En los estudios antes mencionados sobre la democracia latinoamericana se busca una solución ponderada a esta esta temática. Aunque el procedimiento democrático debe presidir todos los órdenes de la vida humana, cuando se habla de la democracia de un país y del nivel de calidad que ostenta, se acepta la autonomía relativa que tiene el sistema político respecto de los otros aspectos de la vida social. Por tanto, aunque exista algún ámbito del desarrollo de un país (por ejemplo, la sanidad en Cuba), si no hay un sistema político democrático, existe consenso acerca de que no existe democracia en esa nación. En otras palabras, la democracia política resulta en realidad una redundancia, porque sin un sistema político que permita producir unos poderes públicos mediante procedimientos democráticos no existe democracia. Desde luego, la calidad de la democracia también refiere a su competencia funcional para resolver los problemas socioeconómicos de la gente. Incluso puede afirmarse que un mal desempeño en el avance hacia el desarrollo puede poner en serias dificultades a las democracias latinoamericanas, máxime teniendo en cuenta la apreciable proporción de población indiferente y de baja cultura política. Pero ello no debe producir confusiones: el núcleo central de la democracia refiere a la existencia de un sistema político que permita constituir los poderes públicos y procesar las decisiones colectivas mediante procedimientos democráticos.

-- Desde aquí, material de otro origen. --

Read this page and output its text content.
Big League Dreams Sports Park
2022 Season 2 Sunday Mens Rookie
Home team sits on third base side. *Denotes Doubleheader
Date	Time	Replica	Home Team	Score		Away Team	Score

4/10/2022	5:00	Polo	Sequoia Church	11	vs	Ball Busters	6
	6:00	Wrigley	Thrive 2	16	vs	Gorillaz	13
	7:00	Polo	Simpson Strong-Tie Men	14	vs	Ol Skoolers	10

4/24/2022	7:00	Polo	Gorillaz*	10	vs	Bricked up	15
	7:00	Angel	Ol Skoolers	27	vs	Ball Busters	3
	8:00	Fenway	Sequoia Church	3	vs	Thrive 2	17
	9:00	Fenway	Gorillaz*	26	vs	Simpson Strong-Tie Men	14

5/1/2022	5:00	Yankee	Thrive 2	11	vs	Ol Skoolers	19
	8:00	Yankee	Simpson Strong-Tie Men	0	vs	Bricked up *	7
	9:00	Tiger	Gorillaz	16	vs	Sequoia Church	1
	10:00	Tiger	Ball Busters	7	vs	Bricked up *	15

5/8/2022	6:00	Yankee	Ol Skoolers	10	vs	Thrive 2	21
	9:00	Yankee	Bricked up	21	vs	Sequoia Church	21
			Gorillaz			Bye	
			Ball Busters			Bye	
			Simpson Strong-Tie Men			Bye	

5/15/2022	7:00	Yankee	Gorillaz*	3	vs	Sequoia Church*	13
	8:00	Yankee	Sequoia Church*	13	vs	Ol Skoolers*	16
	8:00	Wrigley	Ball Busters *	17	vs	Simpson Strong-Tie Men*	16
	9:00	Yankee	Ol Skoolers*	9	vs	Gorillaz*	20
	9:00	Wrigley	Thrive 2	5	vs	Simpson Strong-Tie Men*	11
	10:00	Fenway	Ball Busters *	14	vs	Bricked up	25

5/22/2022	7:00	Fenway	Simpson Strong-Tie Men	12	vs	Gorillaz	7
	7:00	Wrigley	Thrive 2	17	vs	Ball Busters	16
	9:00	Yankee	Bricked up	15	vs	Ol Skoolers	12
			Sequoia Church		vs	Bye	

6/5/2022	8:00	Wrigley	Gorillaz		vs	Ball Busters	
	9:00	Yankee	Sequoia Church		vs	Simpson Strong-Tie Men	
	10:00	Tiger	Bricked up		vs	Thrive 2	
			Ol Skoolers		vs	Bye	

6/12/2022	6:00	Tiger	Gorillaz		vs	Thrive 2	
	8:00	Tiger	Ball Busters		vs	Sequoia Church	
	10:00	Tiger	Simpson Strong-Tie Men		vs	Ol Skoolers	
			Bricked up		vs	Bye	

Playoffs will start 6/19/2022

Un estudio recomendable sobre lo que puede pedirse a un sistema político democrático es el del reconocido profesor Adam Przeworsi, “Que esperar de la democracia. Límites y posibilidades del autogobierno” (Siglo XXI, 2010), donde se examinan los limitantes que tiene una democracia, entendiendo por ella fundamentalmente su sistema político en los términos antes enunciados.

Como se advirtió desde el comienzo, esta revisión de los apellidos de la democracia no realiza un buceo en busca de todos los que han surgido históricamente, en especial en la ciencia política, sino únicamente a los que han jalonado los últimos cuarenta años y que todavía muestran las divergencias que embargan. Mi juicio es que la democracia no debería necesitar apellidos, sobre todo en espacios socialdemócratas. Pero si acaso fuera necesario para precisar sentidos, es la democracia ciudadana el que me parece mas adecuado. Poner el acento en la creación de ciudadanía democrática y, por tanto, en la elevación de su cultura política, es la clave del fortalecimiento de la democracia y de la participación de la gente en el sistema político. Como se ha insistido, la calidad de la democracia no depende sólo de la calidad de sus instituciones, sino primordialmente de la calidad de la ciudadanía.